Je rappelle aussi aux députés la décision que le Président a rendue aujourd'hui à propos de deux projets de loi très semblables ayant des titres intégraux différents.
Le Président a déclaré: « J'aimerais prendre quelques minutes pour informer les députés d'une erreur dans le Feuilleton. Deux projets de loi d'initiative parlementaire, qui sont sensiblement identiques, sont actuellement inscrits sous la rubrique Affaires émanant des députés — Affaires qui ne font pas partie de l'ordre de priorité. Il s'agit du projet de loi C-212, sur la Loi sur l'assurance-emploi, qui est inscrit au nom du député d'Elmwood—Transcona et qui a été présenté et lu une première fois le jeudi 20 février 2020, et du projet de loi C-217, qui est inscrit au nom de la députée de Salaberry—Suroît et qui a été présenté et lu une première fois le lundi 24 février 2020. »
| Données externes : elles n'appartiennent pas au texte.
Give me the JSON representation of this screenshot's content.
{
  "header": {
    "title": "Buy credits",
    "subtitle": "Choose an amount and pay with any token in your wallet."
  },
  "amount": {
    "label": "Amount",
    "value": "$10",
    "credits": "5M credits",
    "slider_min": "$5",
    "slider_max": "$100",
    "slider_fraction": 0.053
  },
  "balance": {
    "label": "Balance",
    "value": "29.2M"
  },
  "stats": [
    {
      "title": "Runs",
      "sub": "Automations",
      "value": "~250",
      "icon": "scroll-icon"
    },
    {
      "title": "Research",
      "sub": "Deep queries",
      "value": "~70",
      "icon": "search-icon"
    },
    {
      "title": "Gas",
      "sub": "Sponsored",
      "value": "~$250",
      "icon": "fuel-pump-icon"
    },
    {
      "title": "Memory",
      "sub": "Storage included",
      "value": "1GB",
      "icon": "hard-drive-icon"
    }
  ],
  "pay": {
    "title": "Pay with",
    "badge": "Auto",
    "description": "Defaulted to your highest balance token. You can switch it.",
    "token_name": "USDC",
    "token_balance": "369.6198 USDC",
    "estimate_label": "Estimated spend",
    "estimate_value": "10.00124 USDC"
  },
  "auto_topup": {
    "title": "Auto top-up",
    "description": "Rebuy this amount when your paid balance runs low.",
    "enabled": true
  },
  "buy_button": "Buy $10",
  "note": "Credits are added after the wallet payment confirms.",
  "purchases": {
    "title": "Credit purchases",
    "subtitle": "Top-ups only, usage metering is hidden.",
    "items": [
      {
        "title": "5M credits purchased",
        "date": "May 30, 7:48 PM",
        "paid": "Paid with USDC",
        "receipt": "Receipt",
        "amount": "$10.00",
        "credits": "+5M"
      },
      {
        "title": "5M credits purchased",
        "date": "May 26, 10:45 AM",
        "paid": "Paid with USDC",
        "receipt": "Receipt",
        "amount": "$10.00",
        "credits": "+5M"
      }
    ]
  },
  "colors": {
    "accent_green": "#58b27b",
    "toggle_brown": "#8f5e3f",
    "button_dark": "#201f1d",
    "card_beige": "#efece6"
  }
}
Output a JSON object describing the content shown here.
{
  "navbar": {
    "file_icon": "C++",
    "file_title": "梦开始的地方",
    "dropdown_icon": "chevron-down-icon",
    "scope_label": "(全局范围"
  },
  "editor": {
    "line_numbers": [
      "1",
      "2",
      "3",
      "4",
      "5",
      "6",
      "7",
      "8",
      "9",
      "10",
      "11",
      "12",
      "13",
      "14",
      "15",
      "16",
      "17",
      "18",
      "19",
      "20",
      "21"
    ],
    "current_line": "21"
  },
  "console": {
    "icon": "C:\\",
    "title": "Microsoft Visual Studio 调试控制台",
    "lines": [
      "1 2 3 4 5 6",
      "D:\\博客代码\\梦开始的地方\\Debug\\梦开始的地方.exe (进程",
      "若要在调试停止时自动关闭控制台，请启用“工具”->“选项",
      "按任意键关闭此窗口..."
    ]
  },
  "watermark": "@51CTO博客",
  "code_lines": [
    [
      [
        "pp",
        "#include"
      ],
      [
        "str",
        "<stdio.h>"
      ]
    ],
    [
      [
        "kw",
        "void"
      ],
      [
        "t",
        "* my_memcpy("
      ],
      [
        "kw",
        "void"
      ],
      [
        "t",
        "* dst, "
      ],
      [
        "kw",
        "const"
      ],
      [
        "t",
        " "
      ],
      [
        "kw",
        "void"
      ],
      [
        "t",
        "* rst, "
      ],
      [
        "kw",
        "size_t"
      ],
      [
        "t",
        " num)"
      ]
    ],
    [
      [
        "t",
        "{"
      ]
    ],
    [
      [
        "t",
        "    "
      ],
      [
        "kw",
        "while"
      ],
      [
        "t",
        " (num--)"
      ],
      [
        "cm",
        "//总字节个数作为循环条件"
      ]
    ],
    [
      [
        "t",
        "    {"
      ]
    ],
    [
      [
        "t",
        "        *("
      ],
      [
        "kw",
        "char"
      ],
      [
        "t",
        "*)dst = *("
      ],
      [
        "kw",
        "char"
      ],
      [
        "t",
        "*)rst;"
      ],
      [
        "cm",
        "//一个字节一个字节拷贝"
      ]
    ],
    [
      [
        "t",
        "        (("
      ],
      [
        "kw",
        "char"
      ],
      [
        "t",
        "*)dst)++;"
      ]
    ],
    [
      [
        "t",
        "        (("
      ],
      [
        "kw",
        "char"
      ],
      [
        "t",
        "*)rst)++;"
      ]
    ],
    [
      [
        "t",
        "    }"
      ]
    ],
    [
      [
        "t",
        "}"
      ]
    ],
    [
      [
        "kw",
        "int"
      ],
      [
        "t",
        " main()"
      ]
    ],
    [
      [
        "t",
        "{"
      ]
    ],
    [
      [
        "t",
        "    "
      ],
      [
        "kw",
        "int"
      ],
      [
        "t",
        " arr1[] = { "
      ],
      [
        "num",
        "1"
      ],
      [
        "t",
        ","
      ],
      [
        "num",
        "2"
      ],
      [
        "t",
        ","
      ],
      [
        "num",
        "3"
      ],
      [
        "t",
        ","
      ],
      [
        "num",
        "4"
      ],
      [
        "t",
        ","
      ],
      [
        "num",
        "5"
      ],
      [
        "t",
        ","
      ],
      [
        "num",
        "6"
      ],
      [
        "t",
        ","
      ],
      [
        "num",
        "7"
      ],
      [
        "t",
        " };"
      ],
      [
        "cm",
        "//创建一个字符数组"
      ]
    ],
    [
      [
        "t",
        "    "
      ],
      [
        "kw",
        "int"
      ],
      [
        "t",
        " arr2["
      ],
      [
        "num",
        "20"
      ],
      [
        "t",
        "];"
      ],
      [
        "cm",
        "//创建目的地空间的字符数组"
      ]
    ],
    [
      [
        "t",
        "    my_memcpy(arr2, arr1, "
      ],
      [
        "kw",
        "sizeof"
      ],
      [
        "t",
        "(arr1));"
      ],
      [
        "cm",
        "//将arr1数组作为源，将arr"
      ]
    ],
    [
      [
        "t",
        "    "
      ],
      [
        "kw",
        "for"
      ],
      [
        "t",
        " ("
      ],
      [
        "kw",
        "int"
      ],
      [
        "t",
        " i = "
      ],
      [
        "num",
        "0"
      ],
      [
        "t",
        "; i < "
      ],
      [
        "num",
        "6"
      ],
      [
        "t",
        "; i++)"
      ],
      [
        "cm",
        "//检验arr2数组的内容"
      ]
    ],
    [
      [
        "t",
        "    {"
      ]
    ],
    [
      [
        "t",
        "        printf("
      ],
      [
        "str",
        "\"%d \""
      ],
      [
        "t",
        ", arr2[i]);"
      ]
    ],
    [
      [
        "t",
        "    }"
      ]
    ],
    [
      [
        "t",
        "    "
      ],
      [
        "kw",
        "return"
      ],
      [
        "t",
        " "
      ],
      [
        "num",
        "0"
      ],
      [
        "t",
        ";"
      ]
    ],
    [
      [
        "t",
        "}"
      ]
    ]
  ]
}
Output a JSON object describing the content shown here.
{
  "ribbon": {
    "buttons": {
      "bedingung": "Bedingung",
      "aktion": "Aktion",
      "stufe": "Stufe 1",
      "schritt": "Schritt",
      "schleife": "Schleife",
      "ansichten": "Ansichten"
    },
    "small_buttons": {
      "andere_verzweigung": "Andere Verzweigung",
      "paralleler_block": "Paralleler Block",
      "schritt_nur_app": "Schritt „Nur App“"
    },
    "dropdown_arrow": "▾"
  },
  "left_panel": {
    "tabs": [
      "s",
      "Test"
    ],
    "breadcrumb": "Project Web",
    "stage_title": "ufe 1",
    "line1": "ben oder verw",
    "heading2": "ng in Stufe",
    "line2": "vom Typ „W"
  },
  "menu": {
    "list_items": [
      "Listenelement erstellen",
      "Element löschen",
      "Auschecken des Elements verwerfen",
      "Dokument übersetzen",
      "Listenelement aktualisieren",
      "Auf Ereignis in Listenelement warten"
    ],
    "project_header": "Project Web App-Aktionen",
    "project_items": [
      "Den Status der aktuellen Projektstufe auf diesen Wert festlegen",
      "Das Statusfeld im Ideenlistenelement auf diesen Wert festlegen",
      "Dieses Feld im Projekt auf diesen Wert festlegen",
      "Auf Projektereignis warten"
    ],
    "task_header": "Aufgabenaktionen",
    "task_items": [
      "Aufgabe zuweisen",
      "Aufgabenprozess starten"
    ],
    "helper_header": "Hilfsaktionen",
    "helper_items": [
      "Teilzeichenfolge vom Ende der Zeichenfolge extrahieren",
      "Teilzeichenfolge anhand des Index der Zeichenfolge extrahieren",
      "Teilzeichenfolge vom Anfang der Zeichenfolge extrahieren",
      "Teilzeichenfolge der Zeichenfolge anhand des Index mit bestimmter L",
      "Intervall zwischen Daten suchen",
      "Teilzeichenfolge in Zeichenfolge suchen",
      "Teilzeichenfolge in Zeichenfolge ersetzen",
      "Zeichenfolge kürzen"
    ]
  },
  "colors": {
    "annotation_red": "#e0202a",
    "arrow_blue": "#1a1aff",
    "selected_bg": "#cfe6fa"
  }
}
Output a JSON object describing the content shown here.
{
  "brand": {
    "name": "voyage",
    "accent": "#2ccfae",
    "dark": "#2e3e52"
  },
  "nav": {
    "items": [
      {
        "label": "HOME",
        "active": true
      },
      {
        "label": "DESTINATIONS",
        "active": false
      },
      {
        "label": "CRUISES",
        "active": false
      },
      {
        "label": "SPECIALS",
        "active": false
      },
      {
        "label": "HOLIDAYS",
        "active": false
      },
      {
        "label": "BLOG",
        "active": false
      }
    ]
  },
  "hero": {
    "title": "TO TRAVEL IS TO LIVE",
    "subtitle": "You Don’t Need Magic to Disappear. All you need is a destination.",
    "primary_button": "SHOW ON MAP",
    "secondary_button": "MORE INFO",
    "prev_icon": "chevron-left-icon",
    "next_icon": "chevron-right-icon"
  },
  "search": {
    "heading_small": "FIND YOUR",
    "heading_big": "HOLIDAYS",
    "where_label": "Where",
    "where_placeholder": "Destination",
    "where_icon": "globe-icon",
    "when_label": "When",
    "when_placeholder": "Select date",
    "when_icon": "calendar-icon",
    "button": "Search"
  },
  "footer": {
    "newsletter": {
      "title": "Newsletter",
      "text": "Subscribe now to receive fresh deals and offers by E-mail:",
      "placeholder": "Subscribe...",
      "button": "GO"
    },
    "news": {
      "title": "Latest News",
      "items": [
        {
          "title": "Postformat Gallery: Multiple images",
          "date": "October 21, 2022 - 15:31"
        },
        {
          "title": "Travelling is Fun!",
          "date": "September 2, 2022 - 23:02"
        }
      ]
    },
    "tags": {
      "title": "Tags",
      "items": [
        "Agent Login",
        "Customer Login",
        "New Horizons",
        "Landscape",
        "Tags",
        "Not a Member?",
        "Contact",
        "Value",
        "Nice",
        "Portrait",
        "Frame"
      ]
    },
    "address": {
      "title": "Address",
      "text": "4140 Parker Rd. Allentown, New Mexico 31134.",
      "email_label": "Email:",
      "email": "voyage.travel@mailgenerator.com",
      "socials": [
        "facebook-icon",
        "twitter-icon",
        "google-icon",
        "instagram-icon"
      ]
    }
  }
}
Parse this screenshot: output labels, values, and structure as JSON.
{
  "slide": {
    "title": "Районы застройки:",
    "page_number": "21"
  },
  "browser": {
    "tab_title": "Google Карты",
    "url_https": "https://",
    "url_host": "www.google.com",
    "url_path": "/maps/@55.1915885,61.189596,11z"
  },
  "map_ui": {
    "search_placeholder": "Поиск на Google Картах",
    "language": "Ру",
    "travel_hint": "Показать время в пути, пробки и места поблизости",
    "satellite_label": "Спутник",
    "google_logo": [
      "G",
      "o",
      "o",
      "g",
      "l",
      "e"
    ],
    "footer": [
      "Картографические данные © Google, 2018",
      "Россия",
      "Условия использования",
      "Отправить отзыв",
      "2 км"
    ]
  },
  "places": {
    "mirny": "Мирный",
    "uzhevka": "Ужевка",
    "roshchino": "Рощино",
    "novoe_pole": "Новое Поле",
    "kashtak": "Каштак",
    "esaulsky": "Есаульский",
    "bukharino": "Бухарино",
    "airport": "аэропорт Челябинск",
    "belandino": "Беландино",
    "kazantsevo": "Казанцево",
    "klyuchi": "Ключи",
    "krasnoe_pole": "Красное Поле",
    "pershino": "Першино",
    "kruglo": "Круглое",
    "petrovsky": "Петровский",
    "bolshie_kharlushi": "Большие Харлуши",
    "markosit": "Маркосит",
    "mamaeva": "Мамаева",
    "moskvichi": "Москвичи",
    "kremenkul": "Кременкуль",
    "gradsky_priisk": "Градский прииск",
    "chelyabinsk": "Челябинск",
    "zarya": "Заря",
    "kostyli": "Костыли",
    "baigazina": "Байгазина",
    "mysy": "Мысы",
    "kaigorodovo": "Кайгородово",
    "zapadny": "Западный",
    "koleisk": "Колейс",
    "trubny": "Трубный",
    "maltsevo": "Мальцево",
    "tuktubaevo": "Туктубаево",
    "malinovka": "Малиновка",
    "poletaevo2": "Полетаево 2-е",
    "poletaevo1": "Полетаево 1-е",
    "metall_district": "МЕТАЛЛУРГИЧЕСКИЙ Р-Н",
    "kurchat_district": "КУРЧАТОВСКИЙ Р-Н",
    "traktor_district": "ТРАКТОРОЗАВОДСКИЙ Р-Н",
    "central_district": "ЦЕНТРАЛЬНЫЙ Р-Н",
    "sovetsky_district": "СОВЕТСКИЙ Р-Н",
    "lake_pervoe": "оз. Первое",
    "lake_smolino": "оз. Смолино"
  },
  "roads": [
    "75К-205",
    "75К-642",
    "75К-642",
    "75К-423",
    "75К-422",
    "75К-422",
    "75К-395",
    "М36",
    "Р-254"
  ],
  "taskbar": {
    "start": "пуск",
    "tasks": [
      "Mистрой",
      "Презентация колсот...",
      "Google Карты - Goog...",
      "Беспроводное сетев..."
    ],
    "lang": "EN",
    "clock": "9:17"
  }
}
« Conformément à l'article 86(4) du Règlement, le Président peut refuser un avis lorsqu'il détermine que les deux affaires soumises se ressemblent suffisamment pour être substantiellement identiques. Par conséquent, la Chambre est présentement saisie par erreur du projet de loi C-217. J'ordonne donc que l'ordre portant la deuxième lecture du projet de loi C-217 soit révoqué et le projet de loi, rayé du Feuilleton. »
Si le premier projet de loi que le député de Markham—Unionville avait inscrit au Feuilleton avait été présenté, il aurait été intéressant de voir si son contenu était largement semblable à celui du projet de loi C-238. Je ne peux pas le confirmer, mais on peut supposer que les projets de loi auraient été similaires dans une large mesure.
J'ajouterais que, si on déterminait que cette pratique est acceptable, je ne peux que supposer qu'elle deviendrait pratique courante. Imaginons que le gouvernement inscrive un projet de loi au Feuilleton, puis qu'il fasse une déclaration publique qui révèle de nombreux détails du projet de loi pour ensuite apporter une légère modification au titre intégral, inscrire ce nouveau projet de loi au Feuilleton et le présenter. Cela pourrait être perçu par les députés, voire par vous-même, monsieur le Président, comme une atteinte flagrante au principe de longue date selon lequel les députés devraient être les premiers à voir le contenu d'un projet de loi.
Je ne vais pas gaspiller le précieux temps de la Chambre en citant les nombreux précédents à l'appui de la conclusion voulant que la divulgation prématurée du contenu d'un projet de loi entre le moment de son inscription au Feuilleton et celui de sa présentation donne véritablement matière à soulever la question de privilège.
Je n'en veux pas au député de Markham—Unionville d'avoir voulu annoncer l'objet de son projet de loi et fournir des détails sur son contenu afin de solliciter l'appui de la population à l'égard du projet de loi. Il n'en demeure pas moins qu'on porte atteinte aux privilèges de la Chambre lorsqu'on divulgue le contenu d'un projet de loi avant que les députés aient eu l'occasion d'en prendre connaissance, lors de sa présentation.
Je crois comprendre qu'une question très similaire a été soulevée, le 25 février, à la suite de la divulgation malheureuse et prématurée de détails concernant le projet de loi sur l'aide médicale à mourir. Par conséquent, monsieur le Président, si la question de privilège vous paraît fondée à première vue, je propose que les deux affaires soient étudiées ensemble au comité de la procédure et des affaires de la Chambre.
Monsieur le Président, j'attends votre décision, et si vous êtes d'accord, je suis prêt à présenter la motion appropriée au moment opportun.